If $a \in \mathbb{N}$, $b \in \mathbb{Z}_{\geq 0}$, and $A$ is the set of all numbers of the form $am + b$ (with $m$ a positive integer), then
\begin{equation*}
\sum_{n \in A} \frac{n}{2^n} = \sum_m \frac{am + b}{2^{am + b}} = \left(\frac{1}{2^b}\right)\left(\frac{a2^a}{(2^a - 1)^2}\right) + \left(\frac{b}{2^b}\right)\left(\frac{1}{2^a - 1}\right).
\end{equation*}
In particular, this number is rational.
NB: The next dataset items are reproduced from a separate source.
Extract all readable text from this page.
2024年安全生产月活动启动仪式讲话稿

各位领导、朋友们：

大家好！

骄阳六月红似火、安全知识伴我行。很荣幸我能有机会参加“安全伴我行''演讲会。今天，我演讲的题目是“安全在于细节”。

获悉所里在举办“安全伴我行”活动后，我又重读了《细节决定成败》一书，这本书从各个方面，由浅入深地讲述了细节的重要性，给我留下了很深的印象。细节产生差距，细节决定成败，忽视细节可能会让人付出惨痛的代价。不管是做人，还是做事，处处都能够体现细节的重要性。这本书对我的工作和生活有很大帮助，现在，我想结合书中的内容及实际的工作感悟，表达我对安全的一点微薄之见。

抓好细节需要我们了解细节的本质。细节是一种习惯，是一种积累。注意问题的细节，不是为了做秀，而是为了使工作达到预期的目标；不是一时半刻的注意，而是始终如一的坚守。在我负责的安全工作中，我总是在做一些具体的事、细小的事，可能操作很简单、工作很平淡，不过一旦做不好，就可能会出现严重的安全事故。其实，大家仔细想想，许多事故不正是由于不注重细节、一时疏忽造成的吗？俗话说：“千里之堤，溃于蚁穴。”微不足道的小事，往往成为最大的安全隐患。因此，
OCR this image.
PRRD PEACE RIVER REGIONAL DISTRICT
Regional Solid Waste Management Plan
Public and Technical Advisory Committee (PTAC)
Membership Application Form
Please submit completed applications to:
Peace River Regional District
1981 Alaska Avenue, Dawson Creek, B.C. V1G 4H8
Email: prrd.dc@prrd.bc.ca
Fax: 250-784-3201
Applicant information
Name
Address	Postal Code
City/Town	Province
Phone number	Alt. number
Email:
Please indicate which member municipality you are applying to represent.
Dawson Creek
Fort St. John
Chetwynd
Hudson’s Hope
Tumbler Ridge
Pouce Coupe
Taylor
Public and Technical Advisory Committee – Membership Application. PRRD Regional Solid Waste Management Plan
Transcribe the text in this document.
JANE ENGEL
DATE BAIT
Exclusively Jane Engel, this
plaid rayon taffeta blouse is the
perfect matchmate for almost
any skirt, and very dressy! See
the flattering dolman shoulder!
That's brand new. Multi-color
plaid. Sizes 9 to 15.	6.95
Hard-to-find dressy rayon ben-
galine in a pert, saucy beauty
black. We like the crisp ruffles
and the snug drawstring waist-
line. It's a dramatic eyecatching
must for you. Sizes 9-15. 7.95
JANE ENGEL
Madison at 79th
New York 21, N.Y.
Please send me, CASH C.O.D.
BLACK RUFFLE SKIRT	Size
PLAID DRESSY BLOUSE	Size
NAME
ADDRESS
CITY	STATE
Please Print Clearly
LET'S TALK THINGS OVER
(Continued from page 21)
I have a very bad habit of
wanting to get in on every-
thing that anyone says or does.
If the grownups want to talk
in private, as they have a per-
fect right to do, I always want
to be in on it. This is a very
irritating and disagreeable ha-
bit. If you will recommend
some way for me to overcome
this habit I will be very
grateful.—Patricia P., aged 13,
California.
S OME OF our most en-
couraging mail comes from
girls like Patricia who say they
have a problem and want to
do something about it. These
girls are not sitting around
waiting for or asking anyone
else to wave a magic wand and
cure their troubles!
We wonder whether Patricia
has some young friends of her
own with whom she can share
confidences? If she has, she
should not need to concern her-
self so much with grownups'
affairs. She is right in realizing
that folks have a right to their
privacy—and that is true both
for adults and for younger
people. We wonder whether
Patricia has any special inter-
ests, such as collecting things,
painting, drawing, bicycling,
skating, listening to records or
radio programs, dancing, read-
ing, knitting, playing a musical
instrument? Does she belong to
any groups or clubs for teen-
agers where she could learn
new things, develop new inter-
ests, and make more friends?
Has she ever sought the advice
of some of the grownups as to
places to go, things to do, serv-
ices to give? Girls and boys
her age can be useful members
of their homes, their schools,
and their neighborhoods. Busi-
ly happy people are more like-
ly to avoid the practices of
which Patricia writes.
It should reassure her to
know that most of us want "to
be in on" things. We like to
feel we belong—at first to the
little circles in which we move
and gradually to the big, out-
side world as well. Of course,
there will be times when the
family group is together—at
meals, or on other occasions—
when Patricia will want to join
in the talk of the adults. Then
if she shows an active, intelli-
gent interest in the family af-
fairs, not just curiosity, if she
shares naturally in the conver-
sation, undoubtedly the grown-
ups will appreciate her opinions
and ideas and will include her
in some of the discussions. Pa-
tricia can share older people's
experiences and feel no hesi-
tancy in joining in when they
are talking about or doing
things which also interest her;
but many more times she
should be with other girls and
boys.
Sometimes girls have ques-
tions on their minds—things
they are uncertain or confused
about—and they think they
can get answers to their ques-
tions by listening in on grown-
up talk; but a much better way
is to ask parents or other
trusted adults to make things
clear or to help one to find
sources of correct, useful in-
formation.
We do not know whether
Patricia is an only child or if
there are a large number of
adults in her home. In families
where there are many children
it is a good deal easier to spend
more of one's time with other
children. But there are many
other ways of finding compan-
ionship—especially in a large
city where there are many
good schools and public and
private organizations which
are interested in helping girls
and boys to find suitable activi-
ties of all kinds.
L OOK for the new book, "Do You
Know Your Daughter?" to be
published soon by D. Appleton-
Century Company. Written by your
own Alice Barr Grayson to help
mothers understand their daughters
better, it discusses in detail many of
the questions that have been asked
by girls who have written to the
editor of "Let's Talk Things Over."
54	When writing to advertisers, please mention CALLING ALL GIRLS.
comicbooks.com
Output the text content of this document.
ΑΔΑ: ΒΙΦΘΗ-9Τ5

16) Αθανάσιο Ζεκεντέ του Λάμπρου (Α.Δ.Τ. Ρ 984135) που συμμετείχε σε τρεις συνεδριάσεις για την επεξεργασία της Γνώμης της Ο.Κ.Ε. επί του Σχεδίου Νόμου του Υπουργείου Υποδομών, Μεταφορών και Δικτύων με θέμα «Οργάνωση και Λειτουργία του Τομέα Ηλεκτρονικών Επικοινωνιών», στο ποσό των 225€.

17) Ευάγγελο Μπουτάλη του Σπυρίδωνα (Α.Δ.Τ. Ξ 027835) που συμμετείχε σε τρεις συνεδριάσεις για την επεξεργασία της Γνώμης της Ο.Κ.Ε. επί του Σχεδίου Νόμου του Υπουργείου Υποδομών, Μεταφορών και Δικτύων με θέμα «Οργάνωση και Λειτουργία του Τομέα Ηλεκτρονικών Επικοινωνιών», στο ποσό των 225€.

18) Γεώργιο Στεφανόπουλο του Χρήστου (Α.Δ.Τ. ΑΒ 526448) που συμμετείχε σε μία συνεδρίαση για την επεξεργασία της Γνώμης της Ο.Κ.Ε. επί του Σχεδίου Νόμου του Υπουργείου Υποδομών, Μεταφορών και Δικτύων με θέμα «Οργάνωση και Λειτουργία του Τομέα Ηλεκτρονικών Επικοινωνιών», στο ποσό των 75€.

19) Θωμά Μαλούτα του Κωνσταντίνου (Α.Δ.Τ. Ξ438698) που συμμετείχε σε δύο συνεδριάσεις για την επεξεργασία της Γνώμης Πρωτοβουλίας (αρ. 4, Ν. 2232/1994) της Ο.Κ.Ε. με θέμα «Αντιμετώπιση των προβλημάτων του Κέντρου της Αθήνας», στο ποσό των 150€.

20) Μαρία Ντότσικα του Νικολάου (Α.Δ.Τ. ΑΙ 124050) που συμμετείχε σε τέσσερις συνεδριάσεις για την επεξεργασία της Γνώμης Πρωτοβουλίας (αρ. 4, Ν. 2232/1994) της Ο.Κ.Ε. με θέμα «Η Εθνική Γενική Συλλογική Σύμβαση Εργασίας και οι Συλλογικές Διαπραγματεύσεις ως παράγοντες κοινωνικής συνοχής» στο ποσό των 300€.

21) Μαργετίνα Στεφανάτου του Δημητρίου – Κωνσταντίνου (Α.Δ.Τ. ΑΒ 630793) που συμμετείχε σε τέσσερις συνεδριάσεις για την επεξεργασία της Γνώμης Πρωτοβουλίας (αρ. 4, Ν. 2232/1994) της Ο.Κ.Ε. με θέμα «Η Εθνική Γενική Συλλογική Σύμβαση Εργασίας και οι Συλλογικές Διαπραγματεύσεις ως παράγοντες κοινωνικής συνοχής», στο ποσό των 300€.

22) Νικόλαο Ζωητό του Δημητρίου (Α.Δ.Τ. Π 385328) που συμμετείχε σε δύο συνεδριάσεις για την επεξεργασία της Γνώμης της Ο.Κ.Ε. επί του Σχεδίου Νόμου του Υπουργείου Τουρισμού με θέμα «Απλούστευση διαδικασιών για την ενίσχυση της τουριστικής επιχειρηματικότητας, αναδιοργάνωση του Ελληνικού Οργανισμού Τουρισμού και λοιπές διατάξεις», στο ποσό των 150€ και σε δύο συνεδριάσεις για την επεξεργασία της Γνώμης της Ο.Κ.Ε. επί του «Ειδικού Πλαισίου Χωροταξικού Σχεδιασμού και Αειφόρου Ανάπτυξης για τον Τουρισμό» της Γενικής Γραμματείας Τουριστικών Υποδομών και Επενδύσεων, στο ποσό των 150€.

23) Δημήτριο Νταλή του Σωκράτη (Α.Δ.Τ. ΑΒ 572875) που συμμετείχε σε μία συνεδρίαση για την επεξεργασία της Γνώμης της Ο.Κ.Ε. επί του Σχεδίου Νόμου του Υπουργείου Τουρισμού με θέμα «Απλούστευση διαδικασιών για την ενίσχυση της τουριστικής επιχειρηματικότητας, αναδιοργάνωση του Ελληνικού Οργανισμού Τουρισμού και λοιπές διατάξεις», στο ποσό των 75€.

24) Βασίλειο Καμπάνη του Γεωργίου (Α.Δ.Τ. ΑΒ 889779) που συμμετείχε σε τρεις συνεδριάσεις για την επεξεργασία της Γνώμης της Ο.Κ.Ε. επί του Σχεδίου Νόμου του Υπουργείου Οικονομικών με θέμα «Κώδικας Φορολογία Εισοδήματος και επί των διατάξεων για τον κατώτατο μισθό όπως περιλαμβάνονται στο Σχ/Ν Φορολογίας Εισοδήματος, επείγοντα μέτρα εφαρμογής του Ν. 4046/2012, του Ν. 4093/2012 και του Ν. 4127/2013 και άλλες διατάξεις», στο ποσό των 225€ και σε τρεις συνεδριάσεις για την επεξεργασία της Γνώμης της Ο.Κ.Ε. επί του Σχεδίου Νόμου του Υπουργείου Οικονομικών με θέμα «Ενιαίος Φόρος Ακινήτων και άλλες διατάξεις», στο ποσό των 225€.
To see this, first observe that
\begin{equation*}
\sum_m \frac{am + b}{2^{am + b}} = \frac{1}{2^b}\sum_m \frac{am + b}{2^{am}}
\end{equation*}
\begin{equation*}
= \frac{1}{2^b}\sum_m \frac{am}{2^{am}} + \frac{1}{2^b}\sum_m \frac{b}{2^{am}}
\end{equation*}
\begin{equation*}
= \left(\frac{1}{2^b}\right)\sum_m \frac{am}{2^{am}} + \left(\frac{b}{2^b}\right)\left(\frac{1}{2^a - 1}\right).
\end{equation*}
Now all that remains is to prove that
\begin{equation*}
\sum_m \frac{am}{2^{am}} = \frac{a2^a}{(2^a - 1)^2}.
\end{equation*}
To see this, recall that
\begin{equation*}
\frac{1}{1 - x^a} = \sum_m x^{am}
\end{equation*}
for all $x \in (-1, 1)$. The desired result is obtained by differentiating with respect to $x$, multiplying by $x$, and then setting $x = \frac{1}{2}$.
(Note that this argument for $A = \mathbb{N}$ is already well-known; see, for example, this StackExchange post.)